Worldline's stock plummeted 15% on Monday, adding to its recent slide following last week's downgrade in guidance and increasing concerns over structural issues.
The company revised its full-year 2024 guidance downward, citing weak trading conditions, particularly in its Australian business and some online verticals such as travel and hospitality.
Following the news, HSBC cut its earnings per share (EPS) estimates for 2024-2026 by 4-7%, as well as its free cash flow (FCF) estimates by 12-15%, with the bank's analysts pointing out that the issues Worldline is facing seem more "structural than cyclical."
HSBC highlighted that Worldline now expects just 1% revenue growth, down from the 2-3% previously forecast, and EBITDA of €1.1 billion, lower than the earlier range of €1.13-1.17 billion. The FCF projection has also been reduced from €230 million to €200 million.
One of the key concerns HSBC has for the company is the ongoing struggle to integrate acquisitions, which was a core part of the company's growth strategy.

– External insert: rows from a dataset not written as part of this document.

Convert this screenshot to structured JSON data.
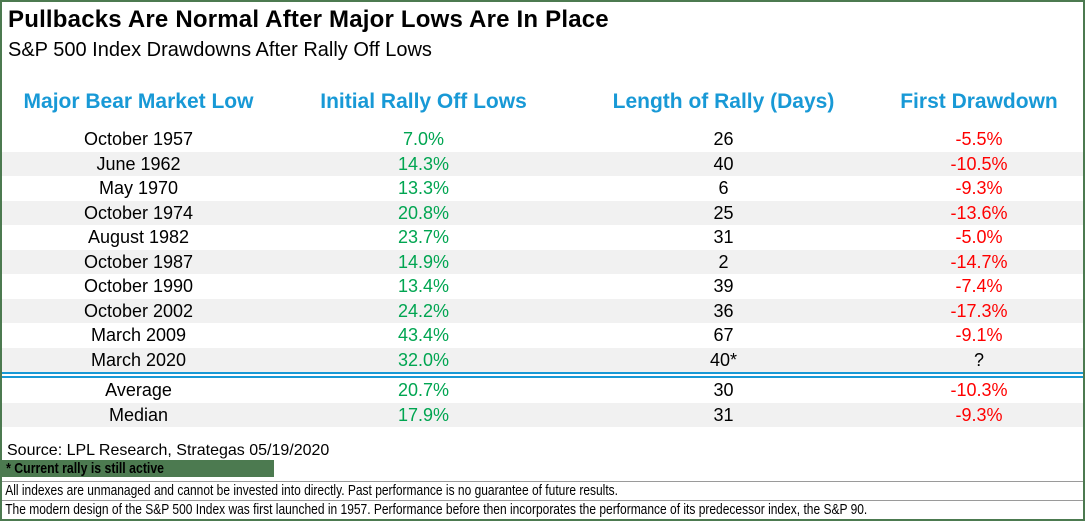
{
  "chart_data": {
    "type": "table",
    "title": "Pullbacks Are Normal After Major Lows Are In Place",
    "subtitle": "S&P 500 Index Drawdowns After Rally Off Lows",
    "columns": [
      "Major Bear Market Low",
      "Initial Rally Off Lows",
      "Length of Rally (Days)",
      "First Drawdown"
    ],
    "rows": [
      {
        "low": "October 1957",
        "rally_pct": "7.0%",
        "days": "26",
        "drawdown_pct": "-5.5%"
      },
      {
        "low": "June 1962",
        "rally_pct": "14.3%",
        "days": "40",
        "drawdown_pct": "-10.5%"
      },
      {
        "low": "May 1970",
        "rally_pct": "13.3%",
        "days": "6",
        "drawdown_pct": "-9.3%"
      },
      {
        "low": "October 1974",
        "rally_pct": "20.8%",
        "days": "25",
        "drawdown_pct": "-13.6%"
      },
      {
        "low": "August 1982",
        "rally_pct": "23.7%",
        "days": "31",
        "drawdown_pct": "-5.0%"
      },
      {
        "low": "October 1987",
        "rally_pct": "14.9%",
        "days": "2",
        "drawdown_pct": "-14.7%"
      },
      {
        "low": "October 1990",
        "rally_pct": "13.4%",
        "days": "39",
        "drawdown_pct": "-7.4%"
      },
      {
        "low": "October 2002",
        "rally_pct": "24.2%",
        "days": "36",
        "drawdown_pct": "-17.3%"
      },
      {
        "low": "March 2009",
        "rally_pct": "43.4%",
        "days": "67",
        "drawdown_pct": "-9.1%"
      },
      {
        "low": "March 2020",
        "rally_pct": "32.0%",
        "days": "40*",
        "drawdown_pct": "?",
        "drawdown_neutral": true
      }
    ],
    "summary_rows": [
      {
        "low": "Average",
        "rally_pct": "20.7%",
        "days": "30",
        "drawdown_pct": "-10.3%"
      },
      {
        "low": "Median",
        "rally_pct": "17.9%",
        "days": "31",
        "drawdown_pct": "-9.3%"
      }
    ],
    "footnote_marker": "* Current rally is still active"
  },
  "footer": {
    "source": "Source: LPL Research, Strategas 05/19/2020",
    "disclaimer1": "All indexes are unmanaged and cannot be invested into directly. Past performance is no guarantee of future results.",
    "disclaimer2": "The modern design of the S&P 500 Index was first launched in 1957. Performance before then incorporates the performance of its predecessor index, the S&P 90."
  },
  "colors": {
    "header_blue": "#1899d6",
    "positive_green": "#00a551",
    "negative_red": "#ff0000",
    "highlight_sage_green": "#4c7a50",
    "stripe_gray": "#f1f1f1"
  }
}
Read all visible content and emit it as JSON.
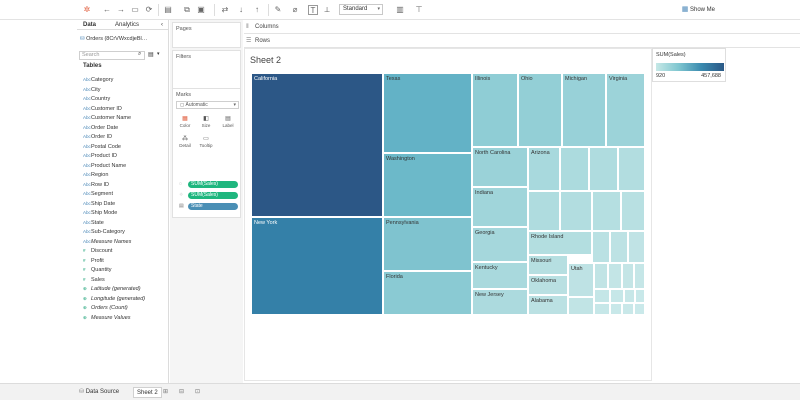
{
  "toolbar": {
    "mark_size_select": "Standard",
    "show_me_label": "Show Me"
  },
  "data_pane": {
    "tab_data": "Data",
    "tab_analytics": "Analytics",
    "datasource": "Orders (8CrVWxcdjeBl…",
    "search_placeholder": "Search",
    "tables_header": "Tables",
    "dimensions": [
      "Category",
      "City",
      "Country",
      "Customer ID",
      "Customer Name",
      "Order Date",
      "Order ID",
      "Postal Code",
      "Product ID",
      "Product Name",
      "Region",
      "Row ID",
      "Segment",
      "Ship Date",
      "Ship Mode",
      "State",
      "Sub-Category"
    ],
    "measure_names": "Measure Names",
    "measures": [
      "Discount",
      "Profit",
      "Quantity",
      "Sales"
    ],
    "generated": [
      "Latitude (generated)",
      "Longitude (generated)",
      "Orders (Count)",
      "Measure Values"
    ]
  },
  "pages_card": {
    "title": "Pages"
  },
  "filters_card": {
    "title": "Filters"
  },
  "marks_card": {
    "title": "Marks",
    "mark_type": "Automatic",
    "buttons": [
      "Color",
      "Size",
      "Label",
      "Detail",
      "Tooltip"
    ],
    "pills": [
      "SUM(Sales)",
      "SUM(Sales)",
      "State"
    ]
  },
  "shelves": {
    "columns": "Columns",
    "rows": "Rows"
  },
  "sheet": {
    "title": "Sheet 2"
  },
  "treemap_labels": {
    "california": "California",
    "new_york": "New York",
    "texas": "Texas",
    "washington": "Washington",
    "pennsylvania": "Pennsylvania",
    "florida": "Florida",
    "illinois": "Illinois",
    "ohio": "Ohio",
    "michigan": "Michigan",
    "virginia": "Virginia",
    "north_carolina": "North Carolina",
    "indiana": "Indiana",
    "georgia": "Georgia",
    "kentucky": "Kentucky",
    "new_jersey": "New Jersey",
    "arizona": "Arizona",
    "rhode_island": "Rhode Island",
    "missouri": "Missouri",
    "oklahoma": "Oklahoma",
    "alabama": "Alabama",
    "utah": "Utah"
  },
  "legend": {
    "title": "SUM(Sales)",
    "min": "920",
    "max": "457,688",
    "colors": [
      "#c6e8e6",
      "#2a5886"
    ]
  },
  "bottom_bar": {
    "data_source": "Data Source",
    "sheet_tab": "Sheet 2"
  }
}
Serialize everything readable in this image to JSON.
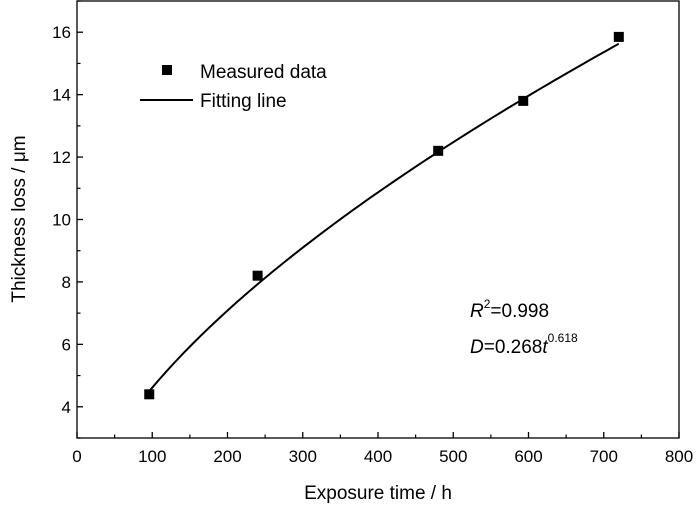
{
  "chart_data": {
    "type": "scatter",
    "xlabel": "Exposure time / h",
    "ylabel": "Thickness loss / μm",
    "xlim": [
      0,
      800
    ],
    "ylim": [
      3,
      17
    ],
    "x_ticks": [
      0,
      100,
      200,
      300,
      400,
      500,
      600,
      700,
      800
    ],
    "y_ticks": [
      4,
      6,
      8,
      10,
      12,
      14,
      16
    ],
    "x_tick_labels": [
      "0",
      "100",
      "200",
      "300",
      "400",
      "500",
      "600",
      "700",
      "800"
    ],
    "y_tick_labels": [
      "4",
      "6",
      "8",
      "10",
      "12",
      "14",
      "16"
    ],
    "grid": false,
    "legend_position": "top-left",
    "series": [
      {
        "name": "Measured data",
        "kind": "scatter",
        "marker": "square",
        "color": "#000000",
        "x": [
          96,
          240,
          480,
          593,
          720
        ],
        "y": [
          4.4,
          8.2,
          12.2,
          13.8,
          15.85
        ]
      },
      {
        "name": "Fitting line",
        "kind": "line",
        "color": "#000000",
        "coefficient": 0.268,
        "exponent": 0.618,
        "x_range": [
          96,
          720
        ]
      }
    ],
    "annotation": {
      "r2_symbol": "R",
      "r2_power": "2",
      "r2_value": "=0.998",
      "eq_symbol": "D",
      "eq_middle": "=0.268",
      "eq_var": "t",
      "eq_power": "0.618"
    }
  }
}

The bank's note mentioned, "The underperformance recorded by the group, due last June to an abrupt slowdown in Germany (BS Payone, was bought by Ingenico), and now in Australia (ANZ partnership) raises some questions about the integration of perimeter in the information system of the company."
Moreover, the departure of CEO Gilles Grapinet did little to boost confidence.

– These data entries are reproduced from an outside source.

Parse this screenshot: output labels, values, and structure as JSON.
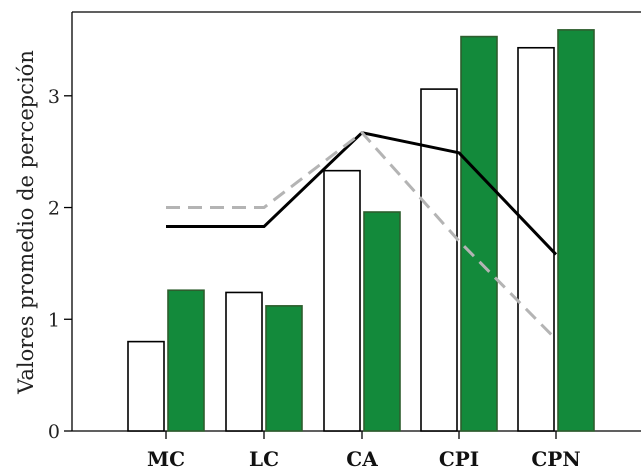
{
  "chart_data": {
    "type": "bar",
    "title": "",
    "xlabel": "",
    "ylabel": "Valores promedio de percepción",
    "categories": [
      "MC",
      "LC",
      "CA",
      "CPI",
      "CPN"
    ],
    "yticks": [
      "0",
      "1",
      "2",
      "3"
    ],
    "ylim": [
      0,
      3.75
    ],
    "grid": false,
    "legend": "none",
    "series": [
      {
        "values": [
          0.8,
          1.24,
          2.33,
          3.06,
          3.43
        ],
        "kind": "bar",
        "color": "#ffffff",
        "stroke": "#000000"
      },
      {
        "values": [
          1.26,
          1.12,
          1.96,
          3.53,
          3.59
        ],
        "kind": "bar",
        "color": "#138a3b",
        "stroke": "#2e5e2e"
      },
      {
        "values": [
          1.83,
          1.83,
          2.67,
          2.49,
          1.58
        ],
        "kind": "line",
        "color": "#000000",
        "style": "solid"
      },
      {
        "values": [
          2.0,
          2.0,
          2.67,
          1.7,
          0.82
        ],
        "kind": "line",
        "color": "#b4b4b4",
        "style": "dashed"
      }
    ]
  }
}
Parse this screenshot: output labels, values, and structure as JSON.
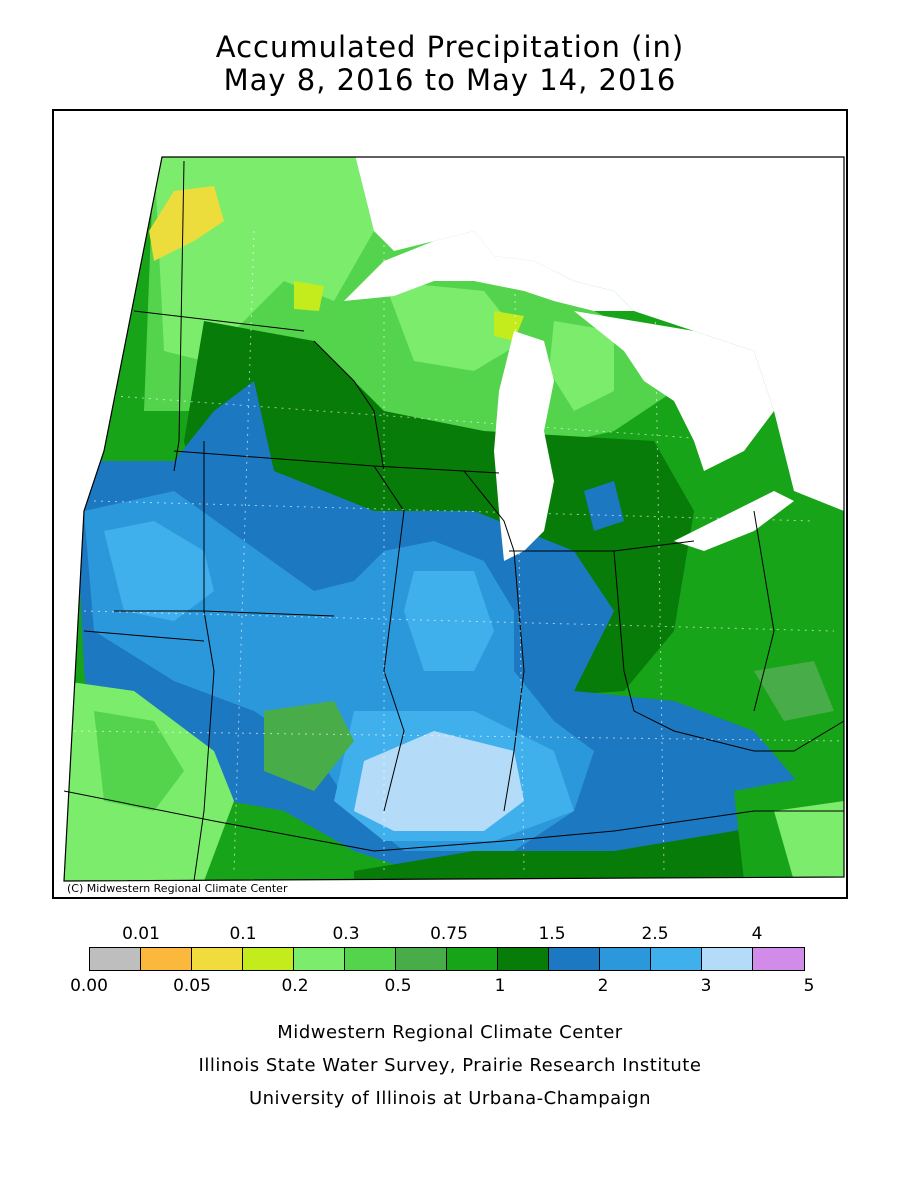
{
  "title": {
    "line1": "Accumulated Precipitation (in)",
    "line2": "May 8, 2016 to May 14, 2016"
  },
  "map": {
    "copyright": "(C) Midwestern Regional Climate Center",
    "region_colors": {
      "light_green": "#7cec6c",
      "med_green": "#54d44c",
      "mid_green": "#48ac48",
      "green": "#18a418",
      "dark_green": "#087c08",
      "blue_dark": "#1c78c0",
      "blue_mid": "#2c98dc",
      "blue_light": "#40b0ec",
      "blue_pale": "#b4dcf8",
      "yellow_green": "#c4ec1c",
      "yellow": "#ecdc3c",
      "lake": "#ffffff"
    }
  },
  "legend": {
    "top_labels": [
      "0.01",
      "0.1",
      "0.3",
      "0.75",
      "1.5",
      "2.5",
      "4"
    ],
    "bottom_labels": [
      "0.00",
      "0.05",
      "0.2",
      "0.5",
      "1",
      "2",
      "3",
      "5"
    ],
    "colors": [
      "#bebebe",
      "#fbb83c",
      "#f0dc3c",
      "#c4ec1c",
      "#7cec6c",
      "#54d44c",
      "#48ac48",
      "#18a418",
      "#087c08",
      "#1c78c0",
      "#2c98dc",
      "#40b0ec",
      "#b4dcf8",
      "#d08ce8"
    ]
  },
  "credits": [
    "Midwestern Regional Climate Center",
    "Illinois State Water Survey, Prairie Research Institute",
    "University of Illinois at Urbana-Champaign"
  ]
}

"Nothing will change before a new CEO with fresh views arrives," HSBC wrote, warning that the process could be lengthy and costly, potentially leading to further restructuring and provisions on existing contracts.
HSBC maintained its Hold rating and lowered its price target for the stock from €10 to €8, citing "uncertainties over a rebound in 2025" and persistent headwinds for the company's revenue growth and margins.